Cualquiera que haya seguido las noticias sabe -a pesar de los titulares actuales sobre el envío de tropas y aviones a Europa del Este y de armas a Ucrania en respuesta a la acumulación de fuerzas rusas en las fronteras de ese país- que el argumento principal para mantener el presupuesto del Pentágono en su nivel actual sigue siendo la ¡China, China, China! No importa que los mayores retos de Pekín sean políticos y económicos, y no militares. La «inflación de las amenazas» contra China sigue siendo la forma más segura para el Pentágono de obtener aún más recursos, una táctica que ha sido promovida repetidamente en los últimos años, entre otros, por analistas y organizaciones que tienen vínculos estrechos con la industria armamentística y el Departamento de Defensa.

Por ejemplo, en el seno de la Comisión de Estrategia de Defensa Nacional [National Defense Strategy Commission], órgano encargado por el Congreso de criticar el documento oficial de estrategia del Pentágono, más de la mitad de sus miembros pertenecían a consejos de administración de empresas armamentísticas, a consultores de la industria armamentística o a grupos de reflexión fuertemente financiados por empresas armamentísticas.

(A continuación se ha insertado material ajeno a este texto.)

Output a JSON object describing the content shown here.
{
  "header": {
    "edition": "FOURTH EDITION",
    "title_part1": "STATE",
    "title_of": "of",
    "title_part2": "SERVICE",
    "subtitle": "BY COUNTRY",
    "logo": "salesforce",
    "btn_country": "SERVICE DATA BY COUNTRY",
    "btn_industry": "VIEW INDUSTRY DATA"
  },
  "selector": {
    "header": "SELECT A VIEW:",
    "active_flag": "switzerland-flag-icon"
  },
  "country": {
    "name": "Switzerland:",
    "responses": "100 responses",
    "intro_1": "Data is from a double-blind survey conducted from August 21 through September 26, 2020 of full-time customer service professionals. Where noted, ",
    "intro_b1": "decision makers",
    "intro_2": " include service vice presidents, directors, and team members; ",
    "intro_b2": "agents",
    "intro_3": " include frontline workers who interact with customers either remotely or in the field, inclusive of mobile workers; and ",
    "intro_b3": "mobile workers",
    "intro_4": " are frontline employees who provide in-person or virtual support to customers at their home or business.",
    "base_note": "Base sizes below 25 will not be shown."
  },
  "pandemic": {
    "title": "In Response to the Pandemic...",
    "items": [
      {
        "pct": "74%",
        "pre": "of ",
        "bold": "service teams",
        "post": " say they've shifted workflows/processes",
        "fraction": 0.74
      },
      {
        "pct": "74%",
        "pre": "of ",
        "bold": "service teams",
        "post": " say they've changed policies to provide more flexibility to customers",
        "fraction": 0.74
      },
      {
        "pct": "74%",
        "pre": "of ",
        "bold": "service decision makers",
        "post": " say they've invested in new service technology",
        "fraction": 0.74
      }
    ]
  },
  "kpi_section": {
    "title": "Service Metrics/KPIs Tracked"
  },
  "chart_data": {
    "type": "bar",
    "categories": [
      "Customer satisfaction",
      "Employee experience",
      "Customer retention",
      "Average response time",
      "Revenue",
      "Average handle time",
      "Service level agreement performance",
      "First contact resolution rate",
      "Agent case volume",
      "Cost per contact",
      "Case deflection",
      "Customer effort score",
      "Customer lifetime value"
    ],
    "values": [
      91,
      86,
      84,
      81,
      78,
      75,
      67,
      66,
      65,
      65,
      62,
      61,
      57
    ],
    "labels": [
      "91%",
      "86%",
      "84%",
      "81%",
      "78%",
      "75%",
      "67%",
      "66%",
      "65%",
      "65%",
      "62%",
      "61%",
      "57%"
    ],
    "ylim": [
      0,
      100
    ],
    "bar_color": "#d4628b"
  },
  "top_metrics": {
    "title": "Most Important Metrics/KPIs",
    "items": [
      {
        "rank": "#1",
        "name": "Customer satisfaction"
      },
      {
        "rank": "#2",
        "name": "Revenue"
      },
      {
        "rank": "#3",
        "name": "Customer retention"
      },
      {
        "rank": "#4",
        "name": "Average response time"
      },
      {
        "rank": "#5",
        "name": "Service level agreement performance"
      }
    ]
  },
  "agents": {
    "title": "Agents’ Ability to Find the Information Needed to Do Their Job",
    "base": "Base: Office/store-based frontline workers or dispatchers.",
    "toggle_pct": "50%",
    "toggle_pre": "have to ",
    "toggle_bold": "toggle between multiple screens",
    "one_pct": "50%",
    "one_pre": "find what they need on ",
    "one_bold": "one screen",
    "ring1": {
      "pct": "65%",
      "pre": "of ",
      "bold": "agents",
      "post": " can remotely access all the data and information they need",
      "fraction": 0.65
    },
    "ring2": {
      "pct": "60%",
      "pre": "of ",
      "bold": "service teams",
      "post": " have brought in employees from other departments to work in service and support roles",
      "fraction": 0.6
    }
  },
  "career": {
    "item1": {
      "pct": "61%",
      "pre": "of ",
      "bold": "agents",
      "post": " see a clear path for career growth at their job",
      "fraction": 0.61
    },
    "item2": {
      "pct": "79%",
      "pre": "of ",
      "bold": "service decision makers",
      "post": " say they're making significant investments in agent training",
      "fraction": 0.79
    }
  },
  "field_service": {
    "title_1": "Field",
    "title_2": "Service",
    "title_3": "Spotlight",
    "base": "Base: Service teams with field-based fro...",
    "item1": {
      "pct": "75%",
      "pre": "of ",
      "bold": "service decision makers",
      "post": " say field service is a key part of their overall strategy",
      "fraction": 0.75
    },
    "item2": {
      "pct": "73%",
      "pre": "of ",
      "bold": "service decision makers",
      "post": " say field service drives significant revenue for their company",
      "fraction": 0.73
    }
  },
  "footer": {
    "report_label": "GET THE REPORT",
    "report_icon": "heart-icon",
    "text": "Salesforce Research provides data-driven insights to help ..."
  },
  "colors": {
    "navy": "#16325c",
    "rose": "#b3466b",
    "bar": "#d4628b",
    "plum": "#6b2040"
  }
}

No es de extrañar que la comisión pidiera un aumento anual del 3 al 5% en el presupuesto del Pentágono para el futuro inmediato. Si se siguiera este plan, tendremos que hablar de un billón de dólares al año a mediados de esta década, según un análisis de Taxpayers for Common Sense. En otras palabras, ese aumento sería insostenible en un país con tantas otras necesidades, pero eso no impedirá que los halcones del presupuesto del Pentágono lo utilicen como bandera.

En marzo de este año, se espera que el Pentágono publique su nueva estrategia de defensa nacional y su presupuesto para 2023. Hay algunos pequeños atisbos de esperanza, como los informes de que la administración podría abandonar algunos de los peligrosos (e innecesarios) programas de armas nucleares puestos en marcha por la administración Trump.

Sin embargo, el verdadero reto -elaborar un presupuesto que aborde cuestiones reales de seguridad como la salud pública y la crisis climática- requeriría una nueva mentalidad y una presión pública persistente para recortar el presupuesto del Pentágono, reduciendo al mismo tiempo el tamaño del complejo industrial militar. Si no se produce un cambio de rumbo significativo, el 2022 volverá a ser un año brillante para Lockheed Martin y otros grandes fabricantes de armas, en detrimento de la inversión en los programas necesarios para combatir los desafíos más urgentes, desde las pandemias hasta el cambio climático, pasando por la desigualdad mundial.

(Publicado en TomDispatch, 3-2-2022)

* William D. Hartung, colaborador habitual de TomDispatch, es director de investigaciones del Quincy Institute for Responsible Statecraft, autor de «Profits of War: Corporate Beneficiaries of the Post-9/11 Surge in Pentagon Spending» (Proyecto sobre los costos de la guerra de la Brown University’s the Costs of War Project and the Center for International Policy, setiembre de 2021) y asesor principal del Security Assistance Monitor.